Tarian
Ada berbagai jenis tarian yang merupakan aset budaya Provinsi Lampung.
Salah satu jenis tarian yang terkenal adalah Tari Sembah dan Tari Melinting (saat ini nama Tari Sembah sudah
dibakukan menjadi Sigeh Pengunten).
Ritual tari sembah biasanya diadakan oleh masyarakat lampung untuk menyambut
dan memberikan penghormatan kepada para tamu atau undangan yang datang, mungkin
bolehlah dikatakan sebagai sebuah tarian penyambutan. Selain sebagai ritual
penyambutan, tari sembah pun kerap kali dilaksanakan dalam upacara adat
pernikahan masyarakan Lampung.
Busana Adat
Daerah Lampung dikenal sebagai penghasil kain tapis, kain tenun
bersulam benang emas yang indah. Kain ini dibuat oleh wanita. Pada
penyelenggaraan upacara adat, seperti perkawinan, tapis yang dipenuhi sulaman
benang emas dengan motif yang indah merupakan kelengkapan busana adat daerah
Lampung.
Dalam keseharian laki-laki Lampung mengikat kepalanya dengan kikat.
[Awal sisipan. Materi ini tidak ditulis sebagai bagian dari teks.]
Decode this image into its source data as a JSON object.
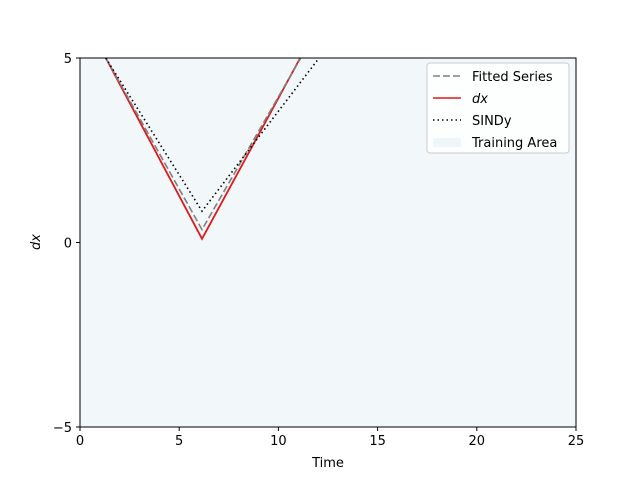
{
  "chart_data": {
    "type": "line",
    "title": "",
    "xlabel": "Time",
    "ylabel": "dx",
    "xlim": [
      0,
      25
    ],
    "ylim": [
      -5,
      5
    ],
    "xticks": [
      0,
      5,
      10,
      15,
      20,
      25
    ],
    "yticks": [
      -5,
      0,
      5
    ],
    "grid": false,
    "legend_position": "top-right",
    "shaded_region": {
      "name": "Training Area",
      "x": [
        0,
        25
      ],
      "color": "#e6f0f5"
    },
    "series": [
      {
        "name": "Fitted Series",
        "style": "dashed",
        "color": "#808080",
        "x": [
          1.3,
          6.15,
          11.5
        ],
        "y": [
          5,
          0.35,
          5.35
        ]
      },
      {
        "name": "dx",
        "style": "solid",
        "color": "#e0191b",
        "x": [
          1.3,
          6.15,
          11.1
        ],
        "y": [
          5,
          0.1,
          5
        ]
      },
      {
        "name": "SINDy",
        "style": "dotted",
        "color": "#000000",
        "x": [
          1.3,
          6.15,
          12.05
        ],
        "y": [
          5,
          0.85,
          5
        ]
      }
    ]
  }
}
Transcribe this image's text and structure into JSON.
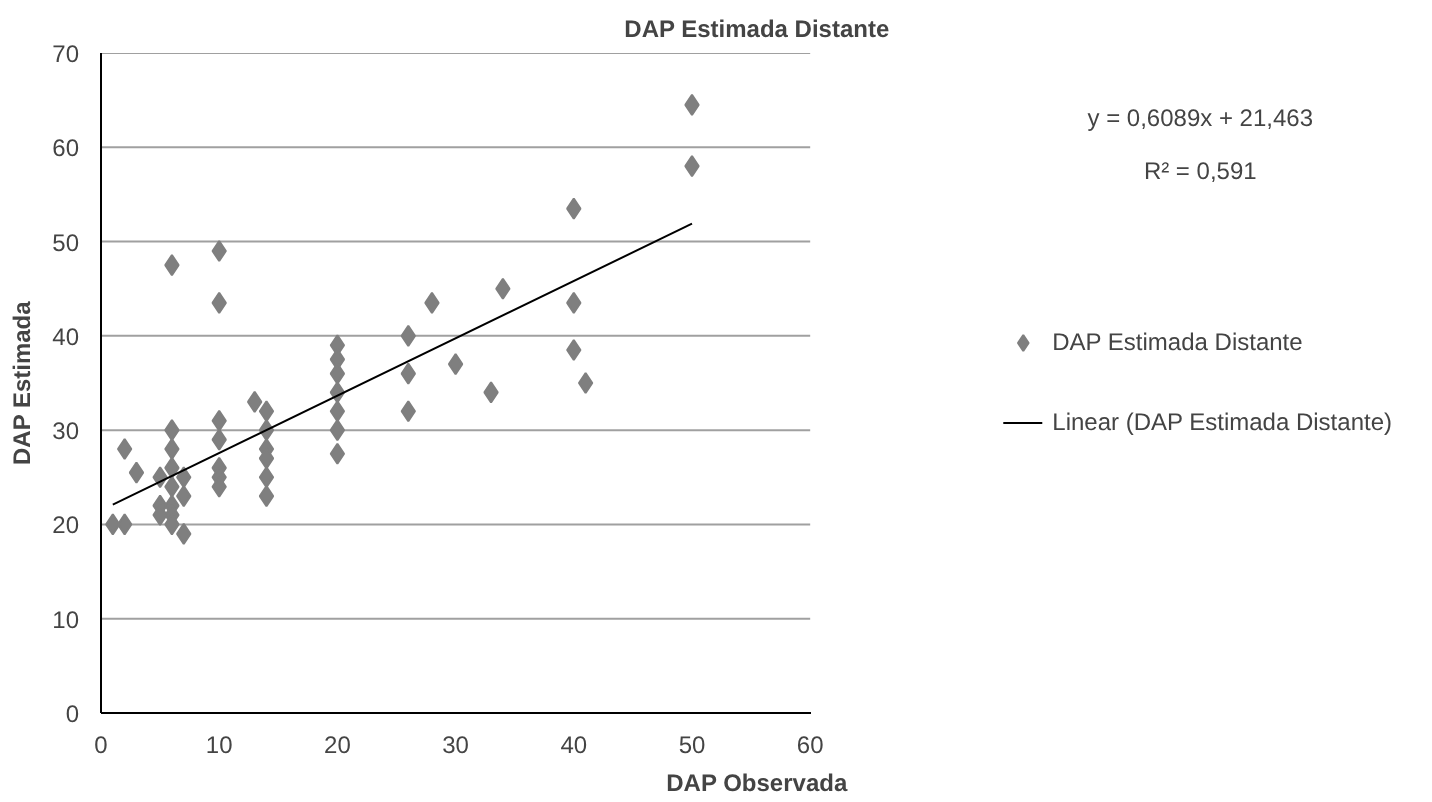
{
  "chart_data": {
    "type": "scatter",
    "title": "DAP Estimada Distante",
    "xlabel": "DAP Observada",
    "ylabel": "DAP Estimada",
    "xlim": [
      0,
      60
    ],
    "xticks": [
      0,
      10,
      20,
      30,
      40,
      50,
      60
    ],
    "ylim": [
      0,
      70
    ],
    "yticks": [
      0,
      10,
      20,
      30,
      40,
      50,
      60,
      70
    ],
    "grid": "y",
    "legend": "right",
    "marker": "diamond",
    "annotations": [
      "y = 0,6089x + 21,463",
      "R² = 0,591"
    ],
    "series": [
      {
        "name": "DAP Estimada Distante",
        "color": "#7f7f7f",
        "x": [
          1,
          2,
          2,
          3,
          5,
          5,
          5,
          6,
          6,
          6,
          6,
          6,
          6,
          6,
          6,
          7,
          7,
          7,
          10,
          10,
          10,
          10,
          10,
          10,
          10,
          13,
          14,
          14,
          14,
          14,
          14,
          14,
          20,
          20,
          20,
          20,
          20,
          20,
          20,
          26,
          26,
          26,
          28,
          30,
          33,
          34,
          40,
          40,
          40,
          41,
          50,
          50
        ],
        "values": [
          20,
          20,
          28,
          25.5,
          25,
          22,
          21,
          47.5,
          30,
          28,
          26,
          24,
          22,
          21,
          20,
          19,
          23,
          25,
          49,
          43.5,
          31,
          29,
          26,
          25,
          24,
          33,
          32,
          30,
          28,
          27,
          25,
          23,
          39,
          37.5,
          36,
          34,
          32,
          30,
          27.5,
          40,
          36,
          32,
          43.5,
          37,
          34,
          45,
          53.5,
          43.5,
          38.5,
          35,
          64.5,
          58
        ]
      },
      {
        "name": "Linear (DAP Estimada Distante)",
        "color": "#000000",
        "type": "line",
        "marker": "none",
        "x": [
          1,
          50
        ],
        "values": [
          22.1,
          51.9
        ]
      }
    ]
  }
}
Bahannya dari kain batik. Bila dipakai dalam kerapatan adat dipadukan dengan
baju teluk belanga dan kain. Lelaki muda Lampung lebih menyukai memakai
kepiah/ketupung, yaitu tutup kepala berbentuk segi empat berwarna hitam terbuat
dari kain tebal, apalagi kalau ingin bertemu dengan gadis. Untuk mengiring
pengantin dikenakan kekat akkin, yaitu destar dengan bagian tepi dihias
bunga-bunga dari benang emas dan bagian tengah berhiaskan siger, serta di salah
satu sudutnya terdapat sulaman benang emas berupa bunga tanjung dan bunga
cengkeh.
Sebagai penutup badan dikenakan kawai, yaitu baju berbentuk teluk
belanga belah buluh atau jas. Baju ini terbuat dari bahan kain tetoron atau
belacu dan lebih disukai yang berwarna terang. Tetapi sekarang banyak digunakan
kawai kemija, yaitu bentuk kemeja seperti pakaian sekolah atau moderen.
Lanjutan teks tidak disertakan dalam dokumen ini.